GST - To register or not to register - that is the question, by Stewart Russell
To answer that, the first question is; what is the business? Most business income is Goods and Services Taxable; the main exceptions are residential rental income and some specialised financial service products - such as loans, interest, currency exchange, stocks and shares.
If the annual turnover (excluding exempt income) either is, or is expected to be, greater than $60,000 per year, then you are required to register for GST.
Once registered, business owners have a choice of filing GST returns monthly, two-monthly or six-monthly. Most businesses opt for filing every two months. If annual turnover is less than $500,000 you can choose to file six-monthly. Businesses with turnover exceeding $24m are required to file GST returns monthly.
Businesses can also choose to file on an invoice basis or a payments basis. On an invoice basis, GST is paid immediately on raising an invoice and GST claimed on receipt of an invoice from a supplier. The payments basis requires businesses only pay GST once they have been paid by the customer – the business cannot claim GST until it has paid its supplier. Most businesses opt for the simpler payments basis, which also means not paying GST until the customer had paid for the goods or service. The invoice basis must be used if annual turnover is above $2m.
Now let’s assume turnover is initially going to be below $60,000. There is no obligation to register for GST, but you may want to register voluntarily.
If you are registered for GST, you can claim back GST paid on products, assets, and other expenses relating to the business. Business owners can also claim GST on the sometimes-substantial set-up expenses incurred while acquiring the initial equipment for the business.

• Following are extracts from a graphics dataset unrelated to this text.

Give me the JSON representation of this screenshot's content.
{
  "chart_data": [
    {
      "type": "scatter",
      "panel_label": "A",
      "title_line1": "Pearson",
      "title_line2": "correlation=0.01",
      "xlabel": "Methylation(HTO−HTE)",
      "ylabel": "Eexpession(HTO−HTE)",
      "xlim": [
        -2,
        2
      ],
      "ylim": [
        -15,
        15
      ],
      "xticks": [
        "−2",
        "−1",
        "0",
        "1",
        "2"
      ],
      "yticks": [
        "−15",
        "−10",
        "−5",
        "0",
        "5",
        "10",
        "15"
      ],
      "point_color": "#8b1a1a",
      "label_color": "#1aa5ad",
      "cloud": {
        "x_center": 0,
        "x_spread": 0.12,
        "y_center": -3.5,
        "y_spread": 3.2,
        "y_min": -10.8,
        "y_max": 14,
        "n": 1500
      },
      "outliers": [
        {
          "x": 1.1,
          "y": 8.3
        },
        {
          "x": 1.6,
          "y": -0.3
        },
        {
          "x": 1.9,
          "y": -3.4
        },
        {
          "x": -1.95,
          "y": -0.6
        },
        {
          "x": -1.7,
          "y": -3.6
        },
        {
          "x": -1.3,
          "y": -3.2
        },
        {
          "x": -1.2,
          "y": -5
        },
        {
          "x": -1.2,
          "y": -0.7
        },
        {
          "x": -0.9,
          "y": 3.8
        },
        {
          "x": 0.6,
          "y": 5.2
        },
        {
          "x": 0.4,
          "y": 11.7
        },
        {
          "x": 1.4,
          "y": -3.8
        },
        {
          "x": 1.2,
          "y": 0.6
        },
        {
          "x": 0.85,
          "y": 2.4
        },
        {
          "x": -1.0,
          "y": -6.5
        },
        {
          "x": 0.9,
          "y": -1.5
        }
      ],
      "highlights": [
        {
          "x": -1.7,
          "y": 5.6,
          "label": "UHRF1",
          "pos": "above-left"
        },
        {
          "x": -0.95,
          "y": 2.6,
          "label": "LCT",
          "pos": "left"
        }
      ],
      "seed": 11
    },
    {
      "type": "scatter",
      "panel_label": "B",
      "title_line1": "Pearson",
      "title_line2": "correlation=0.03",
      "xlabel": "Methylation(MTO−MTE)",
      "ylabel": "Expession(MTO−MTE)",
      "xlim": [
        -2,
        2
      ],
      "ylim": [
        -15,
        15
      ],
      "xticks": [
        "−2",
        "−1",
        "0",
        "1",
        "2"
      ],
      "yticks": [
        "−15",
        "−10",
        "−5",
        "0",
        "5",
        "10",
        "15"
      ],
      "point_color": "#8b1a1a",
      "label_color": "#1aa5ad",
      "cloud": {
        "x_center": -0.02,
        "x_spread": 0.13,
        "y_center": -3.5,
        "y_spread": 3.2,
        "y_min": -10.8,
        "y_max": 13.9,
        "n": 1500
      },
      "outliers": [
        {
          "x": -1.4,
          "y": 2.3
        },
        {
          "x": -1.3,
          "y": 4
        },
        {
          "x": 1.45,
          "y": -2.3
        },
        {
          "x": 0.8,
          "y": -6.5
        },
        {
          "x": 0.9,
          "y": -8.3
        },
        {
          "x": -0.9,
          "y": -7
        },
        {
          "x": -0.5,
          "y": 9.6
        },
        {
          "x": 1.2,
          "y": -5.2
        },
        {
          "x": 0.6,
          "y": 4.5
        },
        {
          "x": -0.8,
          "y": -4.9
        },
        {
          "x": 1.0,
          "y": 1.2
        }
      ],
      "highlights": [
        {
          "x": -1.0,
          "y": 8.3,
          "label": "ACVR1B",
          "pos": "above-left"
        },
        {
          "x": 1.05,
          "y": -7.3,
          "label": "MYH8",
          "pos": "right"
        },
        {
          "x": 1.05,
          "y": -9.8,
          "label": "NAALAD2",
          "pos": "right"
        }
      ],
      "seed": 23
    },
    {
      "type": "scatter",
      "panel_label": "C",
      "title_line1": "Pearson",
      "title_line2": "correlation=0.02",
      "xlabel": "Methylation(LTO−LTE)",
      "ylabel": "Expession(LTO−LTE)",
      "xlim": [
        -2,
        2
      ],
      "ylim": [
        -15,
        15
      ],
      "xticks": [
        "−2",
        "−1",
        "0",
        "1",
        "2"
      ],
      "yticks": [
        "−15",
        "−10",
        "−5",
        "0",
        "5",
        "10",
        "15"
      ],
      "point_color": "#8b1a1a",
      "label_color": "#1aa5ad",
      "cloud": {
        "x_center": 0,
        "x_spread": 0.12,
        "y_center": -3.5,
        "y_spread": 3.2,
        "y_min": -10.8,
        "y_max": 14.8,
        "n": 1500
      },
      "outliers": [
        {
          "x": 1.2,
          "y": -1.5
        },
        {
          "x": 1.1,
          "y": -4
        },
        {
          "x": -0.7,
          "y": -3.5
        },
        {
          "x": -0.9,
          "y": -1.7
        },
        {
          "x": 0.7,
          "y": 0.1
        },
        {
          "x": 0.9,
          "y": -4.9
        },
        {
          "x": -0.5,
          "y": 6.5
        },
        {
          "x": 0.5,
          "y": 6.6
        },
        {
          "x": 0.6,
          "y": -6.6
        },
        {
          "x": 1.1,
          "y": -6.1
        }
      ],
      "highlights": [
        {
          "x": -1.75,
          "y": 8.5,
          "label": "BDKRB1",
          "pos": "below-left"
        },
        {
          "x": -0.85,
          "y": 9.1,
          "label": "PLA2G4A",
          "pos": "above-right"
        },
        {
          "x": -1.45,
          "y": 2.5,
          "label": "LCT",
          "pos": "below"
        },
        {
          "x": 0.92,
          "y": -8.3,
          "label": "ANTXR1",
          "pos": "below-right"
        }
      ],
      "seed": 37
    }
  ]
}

If you decide to register for GST, to be able to claim the GST you have paid, you must charge GST on your sales or services.
The most important question is – who are your customers? If they are other GST-registered businesses, then it is more likely that you will want to be GST-registered. You can charge your price and add GST, as the business customer will claim back the GST from the IRD.
If you mainly provide goods or services to customers who aren’t GST-registered, you probably may want to avoid being GST-registered if possible.
For example, a lawn mowing contractor who mainly cuts commercial blocks or olive groves probably wants to be GST-registered, as his customers can reclaim the GST element.
Contrast this with a mainly residential lawn mowing contractor whose customers will be paying the full value of the invoice and not reclaiming GST from the IRD. That contractor will not want to make his invoice 15% higher (than his non-GST-registered competitors) by having to charge GST. Or, if he retains a competitive price, the GST-registered contractor will be less profitable as he must give 15% of his net income to IRD as GST.
If you are looking to start a business, the IRD has made some good “Introduction to Business” videos which are worth watching.